El pasado noviembre la CGT convocó concentraciones delante de las tiendas de Movistar por este motivo y hace más de un mes hizo público que la empresa de telemarketing Abai había abierto “un nuevo centro de llamadas en la localidad colombiana de Pereira desde donde se atienden las consultas de los clientes de Movistar”,
“El objetivo es claro: reducir drásticamente el número de trabajadoras” en Aragón y en el Estado español “para poder desviar la carga de trabajo a otros países donde nuestras compañeras sufren unas condiciones incluso peores que las nuestras”, señalan desde del sindicato. “La dirección de Abai busca crear un clima de terror e incertidumbre para que nos veamos obligadas a dejar la empresa”, añade una de las trabajadoras.
El sindicato insiste en que la estrategia de Abai “cuenta con el respaldo de las grandes compañías a las que presta servicio, como Movistar o Endesa”. “Abai y Telefónica desactivan de manera arbitraria las claves que necesitamos las teleoperadoras para trabajar en sus campañas; de este modo, buscan justificar medidas tan perjudiciales como son los ERTEs, como el que afecta actualmente al centro de Madrid”, declara una delegada de la CGT.
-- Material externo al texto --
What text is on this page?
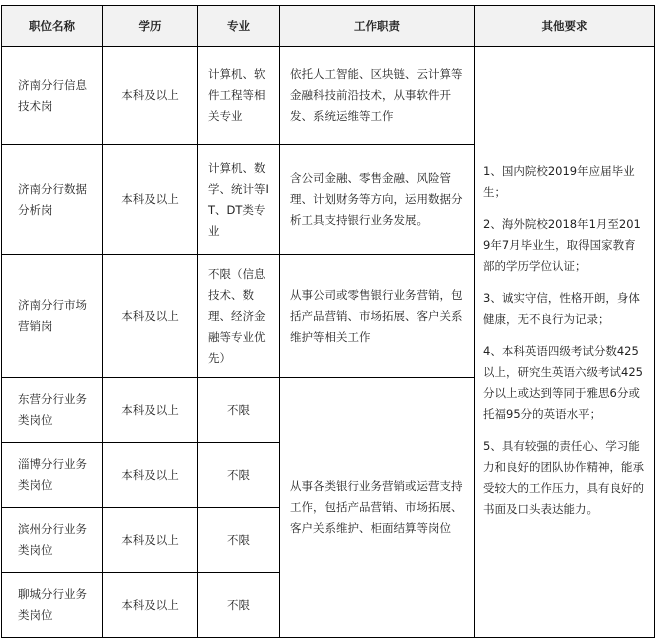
职位名称	学历	专业	工作职责	其他要求
济南分行信息技术岗	本科及以上	计算机、软件工程等相关专业	依托人工智能、区块链、云计算等金融科技前沿技术，从事软件开发、系统运维等工作	1、国内院校2019年应届毕业生；
2、海外院校2018年1月至2019年7月毕业生，取得国家教育部的学历学位认证；
3、诚实守信，性格开朗，身体健康，无不良行为记录；
4、本科英语四级考试分数425以上，研究生英语六级考试425分以上或达到等同于雅思6分或托福95分的英语水平；
5、具有较强的责任心、学习能力和良好的团队协作精神，能承受较大的工作压力，具有良好的书面及口头表达能力。

济南分行数据分析岗	本科及以上	计算机、数学、统计等IT、DT类专业	含公司金融、零售金融、风险管理、计划财务等方向，运用数据分析工具支持银行业务发展。	
济南分行市场营销岗	本科及以上	不限（信息技术、数理、经济金融等专业优先）	从事公司或零售银行业务营销，包括产品营销、市场拓展、客户关系维护等相关工作	
东营分行业务类岗位	本科及以上	不限	从事各类银行业务营销或运营支持工作，包括产品营销、市场拓展、客户关系维护、柜面结算等岗位	
淄博分行业务类岗位	本科及以上	不限		
滨州分行业务类岗位	本科及以上	不限		
聊城分行业务类岗位	本科及以上	不限		
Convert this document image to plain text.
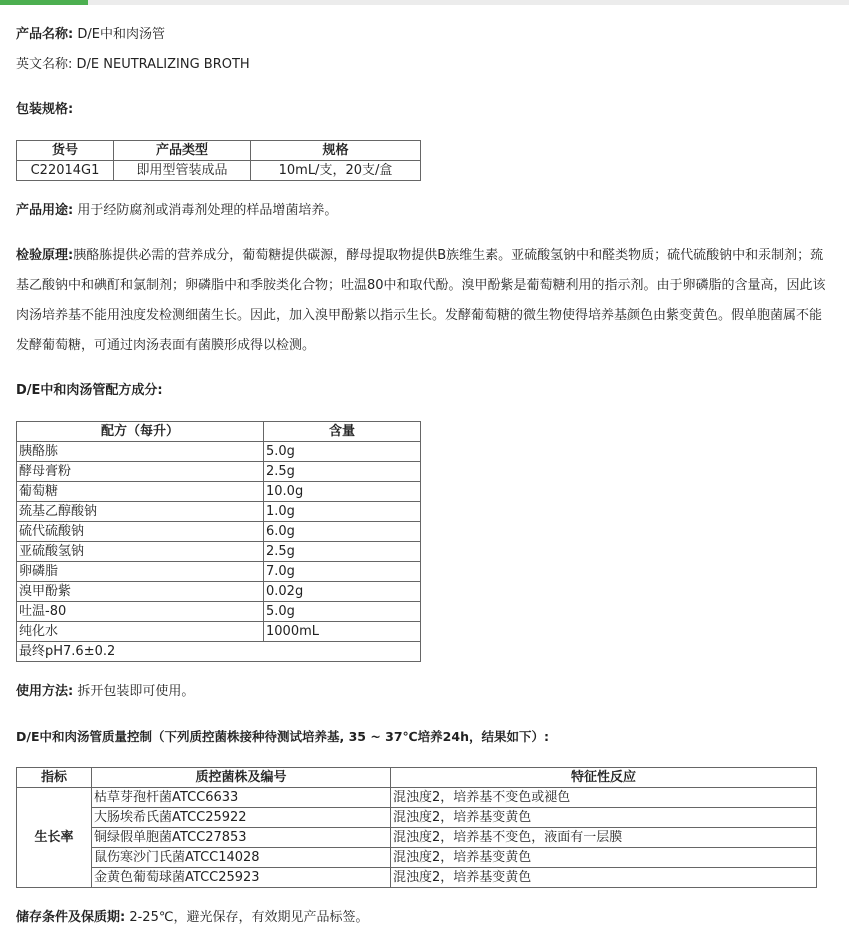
产品名称: D/E中和肉汤管
英文名称: D/E NEUTRALIZING BROTH
包装规格:
货号	产品类型	规格
C22014G1	即用型管装成品	10mL/支，20支/盒
产品用途: 用于经防腐剂或消毒剂处理的样品增菌培养。
检验原理:胰酪胨提供必需的营养成分，葡萄糖提供碳源，酵母提取物提供B族维生素。亚硫酸氢钠中和醛类物质；硫代硫酸钠中和汞制剂；巯基乙酸钠中和碘酊和氯制剂；卵磷脂中和季胺类化合物；吐温80中和取代酚。溴甲酚紫是葡萄糖利用的指示剂。由于卵磷脂的含量高，因此该肉汤培养基不能用浊度发检测细菌生长。因此，加入溴甲酚紫以指示生长。发酵葡萄糖的微生物使得培养基颜色由紫变黄色。假单胞菌属不能发酵葡萄糖，可通过肉汤表面有菌膜形成得以检测。
D/E中和肉汤管配方成分:
配方（每升）	含量
胰酪胨	5.0g
酵母膏粉	2.5g
葡萄糖	10.0g
巯基乙醇酸钠	1.0g
硫代硫酸钠	6.0g
亚硫酸氢钠	2.5g
卵磷脂	7.0g
溴甲酚紫	0.02g
吐温-80	5.0g
纯化水	1000mL
最终pH7.6±0.2	
使用方法: 拆开包装即可使用。
D/E中和肉汤管质量控制（下列质控菌株接种待测试培养基, 35 ~ 37℃培养24h，结果如下）:
指标	质控菌株及编号	特征性反应
生长率	枯草芽孢杆菌ATCC6633	混浊度2，培养基不变色或褪色
	大肠埃希氏菌ATCC25922	混浊度2，培养基变黄色
	铜绿假单胞菌ATCC27853	混浊度2，培养基不变色，液面有一层膜
	鼠伤寒沙门氏菌ATCC14028	混浊度2，培养基变黄色
	金黄色葡萄球菌ATCC25923	混浊度2，培养基变黄色
储存条件及保质期: 2-25℃，避光保存，有效期见产品标签。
Desde la CGT señalan que tanto Abai “como las empresas que contratan sus servicios utilizan la deslocalización para incrementar exponencialmente sus beneficios a costa de la precariedad. Es vergonzoso que una empresa como Telefónica, que ha sido pública y que tiene entre sus accionistas al Estado, pueda destruir impunemente cientos de puestos de trabajo con la deslocalización de los servicios”.
Por todo ello, desde CGT reclaman a la dirección de Abai “que ponga fin a esta situación y garantice las condiciones de las plantillas. No vamos a consentir que jueguen con nuestro futuro de esta manera, tenemos derecho a trabajar en condiciones dignas. No puede ser que quieran obtener todavía más ingresos a base de machacar y humillar a las trabajadoras de todo el mundo”, concluyen.